Drought-Busting Tropical Rains on the Way to South Florida
Big rains from Tuesday into the weekend will bring prolonged flash flood threat, but no organized tropical development is expected
As we previewed in last Thursday’s newsletter, the pattern is about to get noticeably stormier as an influx of rich tropical air overspreads South Florida, spurring a multi-day heavy rainfall event starting in earnest tomorrow into Wednesday.
Though the unsettled weather will have tropical origins, a jet stream dip and stalled front over north Florida will be the primary focus for rounds of heavy rains to the south. The strong nearby jet stream will stifle any organized tropical development but will serve to aggravate the potential flood threat.

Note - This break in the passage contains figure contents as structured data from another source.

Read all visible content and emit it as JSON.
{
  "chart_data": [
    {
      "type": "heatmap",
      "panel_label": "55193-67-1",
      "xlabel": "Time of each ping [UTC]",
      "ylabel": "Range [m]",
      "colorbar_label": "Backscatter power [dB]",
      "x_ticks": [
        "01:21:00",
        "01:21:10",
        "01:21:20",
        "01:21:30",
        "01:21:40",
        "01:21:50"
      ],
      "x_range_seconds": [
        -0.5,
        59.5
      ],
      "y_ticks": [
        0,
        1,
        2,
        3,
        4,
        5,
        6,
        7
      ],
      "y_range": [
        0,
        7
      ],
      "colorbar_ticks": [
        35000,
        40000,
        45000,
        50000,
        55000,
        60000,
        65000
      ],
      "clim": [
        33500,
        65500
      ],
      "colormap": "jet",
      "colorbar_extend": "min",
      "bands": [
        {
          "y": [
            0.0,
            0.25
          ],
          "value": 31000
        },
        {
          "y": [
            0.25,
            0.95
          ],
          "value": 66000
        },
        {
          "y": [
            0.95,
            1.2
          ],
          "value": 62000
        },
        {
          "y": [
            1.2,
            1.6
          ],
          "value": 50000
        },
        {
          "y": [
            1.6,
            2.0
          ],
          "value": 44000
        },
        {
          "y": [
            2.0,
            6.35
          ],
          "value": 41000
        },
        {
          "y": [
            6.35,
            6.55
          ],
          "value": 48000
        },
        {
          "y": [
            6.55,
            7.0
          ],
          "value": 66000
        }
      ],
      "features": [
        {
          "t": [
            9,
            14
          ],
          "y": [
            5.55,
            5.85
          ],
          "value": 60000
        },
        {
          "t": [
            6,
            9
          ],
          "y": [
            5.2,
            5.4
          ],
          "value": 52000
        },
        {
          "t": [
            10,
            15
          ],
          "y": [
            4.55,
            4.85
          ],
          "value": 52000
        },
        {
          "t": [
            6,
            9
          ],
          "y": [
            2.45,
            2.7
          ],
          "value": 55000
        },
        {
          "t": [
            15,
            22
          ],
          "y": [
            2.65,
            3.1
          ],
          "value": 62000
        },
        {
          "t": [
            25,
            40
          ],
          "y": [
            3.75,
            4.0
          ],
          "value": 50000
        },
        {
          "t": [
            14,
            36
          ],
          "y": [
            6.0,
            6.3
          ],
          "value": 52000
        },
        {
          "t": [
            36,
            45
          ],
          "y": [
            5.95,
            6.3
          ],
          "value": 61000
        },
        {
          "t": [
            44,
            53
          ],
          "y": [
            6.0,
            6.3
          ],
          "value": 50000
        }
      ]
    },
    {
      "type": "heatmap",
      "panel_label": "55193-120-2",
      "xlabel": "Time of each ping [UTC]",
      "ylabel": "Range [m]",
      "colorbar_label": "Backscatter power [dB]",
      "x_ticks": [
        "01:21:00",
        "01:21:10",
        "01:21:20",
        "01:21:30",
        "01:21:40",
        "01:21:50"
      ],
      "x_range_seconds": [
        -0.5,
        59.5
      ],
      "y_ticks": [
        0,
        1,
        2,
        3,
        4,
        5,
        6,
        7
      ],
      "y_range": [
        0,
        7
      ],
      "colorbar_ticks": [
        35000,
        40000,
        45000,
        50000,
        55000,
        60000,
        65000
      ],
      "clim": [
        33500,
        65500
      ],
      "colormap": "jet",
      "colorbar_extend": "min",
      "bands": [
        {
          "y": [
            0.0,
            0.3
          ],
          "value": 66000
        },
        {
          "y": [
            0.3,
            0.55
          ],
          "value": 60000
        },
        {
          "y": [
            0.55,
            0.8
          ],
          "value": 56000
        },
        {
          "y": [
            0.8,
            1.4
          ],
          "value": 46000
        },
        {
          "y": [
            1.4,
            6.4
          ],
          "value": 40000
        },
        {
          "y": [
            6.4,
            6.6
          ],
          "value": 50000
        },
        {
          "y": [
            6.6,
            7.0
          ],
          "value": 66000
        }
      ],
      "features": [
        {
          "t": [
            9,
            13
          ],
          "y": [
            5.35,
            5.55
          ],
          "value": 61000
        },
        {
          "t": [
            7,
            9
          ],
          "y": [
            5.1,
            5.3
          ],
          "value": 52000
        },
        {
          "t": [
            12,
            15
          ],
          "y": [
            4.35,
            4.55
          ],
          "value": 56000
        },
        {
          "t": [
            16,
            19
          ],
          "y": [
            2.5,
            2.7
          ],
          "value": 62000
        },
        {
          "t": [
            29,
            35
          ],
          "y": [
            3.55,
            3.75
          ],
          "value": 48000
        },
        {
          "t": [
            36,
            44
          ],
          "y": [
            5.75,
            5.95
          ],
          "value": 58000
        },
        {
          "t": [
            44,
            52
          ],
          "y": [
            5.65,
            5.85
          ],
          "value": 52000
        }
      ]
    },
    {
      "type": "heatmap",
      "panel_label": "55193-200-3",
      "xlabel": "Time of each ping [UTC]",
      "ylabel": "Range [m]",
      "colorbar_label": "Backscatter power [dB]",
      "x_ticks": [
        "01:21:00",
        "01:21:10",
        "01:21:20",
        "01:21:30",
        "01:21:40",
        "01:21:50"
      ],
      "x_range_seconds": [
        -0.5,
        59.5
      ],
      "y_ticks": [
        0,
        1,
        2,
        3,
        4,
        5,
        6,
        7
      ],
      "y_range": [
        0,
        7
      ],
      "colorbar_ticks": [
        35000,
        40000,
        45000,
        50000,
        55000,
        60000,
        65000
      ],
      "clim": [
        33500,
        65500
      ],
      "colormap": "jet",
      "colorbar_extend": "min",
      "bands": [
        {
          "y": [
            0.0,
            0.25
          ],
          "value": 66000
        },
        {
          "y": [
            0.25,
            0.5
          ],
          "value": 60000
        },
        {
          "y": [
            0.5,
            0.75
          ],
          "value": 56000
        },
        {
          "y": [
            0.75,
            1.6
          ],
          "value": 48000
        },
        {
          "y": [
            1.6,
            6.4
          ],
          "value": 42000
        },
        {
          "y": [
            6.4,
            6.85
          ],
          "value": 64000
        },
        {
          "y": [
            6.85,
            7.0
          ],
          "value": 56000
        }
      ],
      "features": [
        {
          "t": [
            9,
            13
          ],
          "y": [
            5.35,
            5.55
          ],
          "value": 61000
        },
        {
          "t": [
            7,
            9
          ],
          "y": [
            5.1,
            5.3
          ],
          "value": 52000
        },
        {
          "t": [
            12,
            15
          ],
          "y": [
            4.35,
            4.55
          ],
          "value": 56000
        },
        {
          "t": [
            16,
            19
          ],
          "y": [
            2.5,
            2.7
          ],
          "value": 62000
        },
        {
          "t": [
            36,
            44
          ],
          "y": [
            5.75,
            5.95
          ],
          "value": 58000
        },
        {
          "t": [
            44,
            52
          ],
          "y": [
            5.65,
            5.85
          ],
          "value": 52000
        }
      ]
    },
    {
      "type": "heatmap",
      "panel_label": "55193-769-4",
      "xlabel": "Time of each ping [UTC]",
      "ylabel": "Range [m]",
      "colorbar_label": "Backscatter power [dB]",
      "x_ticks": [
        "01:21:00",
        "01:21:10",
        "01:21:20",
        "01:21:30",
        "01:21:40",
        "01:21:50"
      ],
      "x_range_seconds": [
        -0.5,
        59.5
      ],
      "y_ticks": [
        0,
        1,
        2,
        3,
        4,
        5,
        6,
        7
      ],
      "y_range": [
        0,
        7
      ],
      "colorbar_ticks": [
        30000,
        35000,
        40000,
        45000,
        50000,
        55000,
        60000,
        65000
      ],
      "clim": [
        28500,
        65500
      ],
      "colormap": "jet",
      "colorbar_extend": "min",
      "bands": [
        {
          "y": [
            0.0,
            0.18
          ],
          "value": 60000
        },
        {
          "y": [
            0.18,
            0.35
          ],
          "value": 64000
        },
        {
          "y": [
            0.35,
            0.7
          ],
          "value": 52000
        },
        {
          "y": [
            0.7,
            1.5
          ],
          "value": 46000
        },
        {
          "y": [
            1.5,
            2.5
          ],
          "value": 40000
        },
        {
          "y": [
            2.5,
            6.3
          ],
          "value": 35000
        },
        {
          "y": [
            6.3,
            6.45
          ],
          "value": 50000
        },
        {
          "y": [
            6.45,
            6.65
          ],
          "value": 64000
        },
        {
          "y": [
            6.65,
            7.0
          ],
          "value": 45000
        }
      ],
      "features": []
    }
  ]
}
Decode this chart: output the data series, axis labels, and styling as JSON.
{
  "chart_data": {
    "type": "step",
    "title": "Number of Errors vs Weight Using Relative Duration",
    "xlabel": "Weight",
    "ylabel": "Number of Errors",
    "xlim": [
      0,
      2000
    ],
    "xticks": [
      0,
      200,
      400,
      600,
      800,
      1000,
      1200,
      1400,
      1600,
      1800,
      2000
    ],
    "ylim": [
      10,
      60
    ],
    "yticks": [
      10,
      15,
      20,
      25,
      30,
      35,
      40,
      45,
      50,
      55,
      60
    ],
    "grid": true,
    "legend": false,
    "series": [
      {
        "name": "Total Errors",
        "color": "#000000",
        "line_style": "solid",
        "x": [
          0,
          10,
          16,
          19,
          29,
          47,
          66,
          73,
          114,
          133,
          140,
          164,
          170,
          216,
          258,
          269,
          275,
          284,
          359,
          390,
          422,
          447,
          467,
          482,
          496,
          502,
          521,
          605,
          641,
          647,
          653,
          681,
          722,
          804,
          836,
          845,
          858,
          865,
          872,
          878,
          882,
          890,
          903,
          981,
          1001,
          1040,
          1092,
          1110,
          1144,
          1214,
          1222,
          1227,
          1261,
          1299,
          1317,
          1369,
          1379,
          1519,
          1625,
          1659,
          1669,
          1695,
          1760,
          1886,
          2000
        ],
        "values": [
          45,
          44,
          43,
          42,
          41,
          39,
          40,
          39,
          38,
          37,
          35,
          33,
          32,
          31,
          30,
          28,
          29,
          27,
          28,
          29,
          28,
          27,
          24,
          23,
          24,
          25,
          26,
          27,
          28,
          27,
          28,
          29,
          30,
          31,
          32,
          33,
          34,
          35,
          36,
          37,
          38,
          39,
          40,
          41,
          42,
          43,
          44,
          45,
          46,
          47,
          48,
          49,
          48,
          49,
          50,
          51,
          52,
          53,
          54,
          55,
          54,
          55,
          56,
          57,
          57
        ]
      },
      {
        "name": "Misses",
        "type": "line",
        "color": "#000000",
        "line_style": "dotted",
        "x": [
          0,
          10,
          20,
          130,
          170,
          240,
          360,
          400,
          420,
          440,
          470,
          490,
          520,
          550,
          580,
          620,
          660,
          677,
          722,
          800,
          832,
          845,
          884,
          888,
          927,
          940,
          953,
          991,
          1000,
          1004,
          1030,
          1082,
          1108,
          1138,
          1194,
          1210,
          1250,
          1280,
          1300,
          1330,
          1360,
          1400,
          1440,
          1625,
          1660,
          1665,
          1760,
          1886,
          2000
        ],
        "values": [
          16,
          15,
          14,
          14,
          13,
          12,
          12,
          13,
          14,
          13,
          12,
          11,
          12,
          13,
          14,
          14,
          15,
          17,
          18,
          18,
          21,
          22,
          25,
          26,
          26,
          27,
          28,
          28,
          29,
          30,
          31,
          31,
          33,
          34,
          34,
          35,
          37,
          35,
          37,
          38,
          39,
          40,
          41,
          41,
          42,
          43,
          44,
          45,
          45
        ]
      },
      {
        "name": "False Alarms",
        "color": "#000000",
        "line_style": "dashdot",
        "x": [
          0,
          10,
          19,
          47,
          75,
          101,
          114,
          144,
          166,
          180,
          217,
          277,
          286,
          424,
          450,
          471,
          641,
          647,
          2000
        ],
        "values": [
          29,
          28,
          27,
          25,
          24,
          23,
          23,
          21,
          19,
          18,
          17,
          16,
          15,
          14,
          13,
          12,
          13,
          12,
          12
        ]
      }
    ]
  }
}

The National Weather Service is forecasting upwards of 10 to 15 inches of rainfall locally through Saturday south of the I-4 corridor, and most of South Florida is at risk of scattered flash flooding, especially by mid to late week.
As we discussed last week, much of South Florida is in moderate to severe drought so the rainfall isn’t all unwelcome news.
We’ll need to see how the rainfall plays out today and tomorrow. Since the soil is starting off dry, higher totals earlier in the week would naturally increase the flood threat later in the week. Localized flooding of urban and low-lying areas will be a concern regardless, and the Weather Prediction Center is advertising a slight risk for excessive rainfall and flooding from Wednesday into the weekend.
Be sure to follow Betty and your Local 10 Weather Authority team all week for the latest updates.
Keeping an eye to the southwestern Gulf starting this weekend
As the heavy rain and flood threat eases up across South Florida late in the upcoming weekend, we’ll turn our attention to the southwestern Gulf of Mexico as a broad region of low pressure takes shape around the Yucatán Peninsula. We previewed this area in last Monday’s newsletter as our first window for tropical development.
We’ll have more to say on this later in the week, but with high pressure building back in over the southeast U.S. and Florida next week, anything tropical that comes of it would more than likely get shunted away from us here in South Florida. For now, the models are only lukewarm on possible development early next week but it’s a stronger signal than we’ve seen so far this season, so we’ll check back.
Thank you for details explaining how this system will or will not come together but to expect massive rains
Well we need the rain badly so I guess we shouldn't complain at getting a lot of it all at once. Ian didn't cause us much in the way of flooding so this shouldn't be too awful bad for my area but some will catch hell in the lower areas.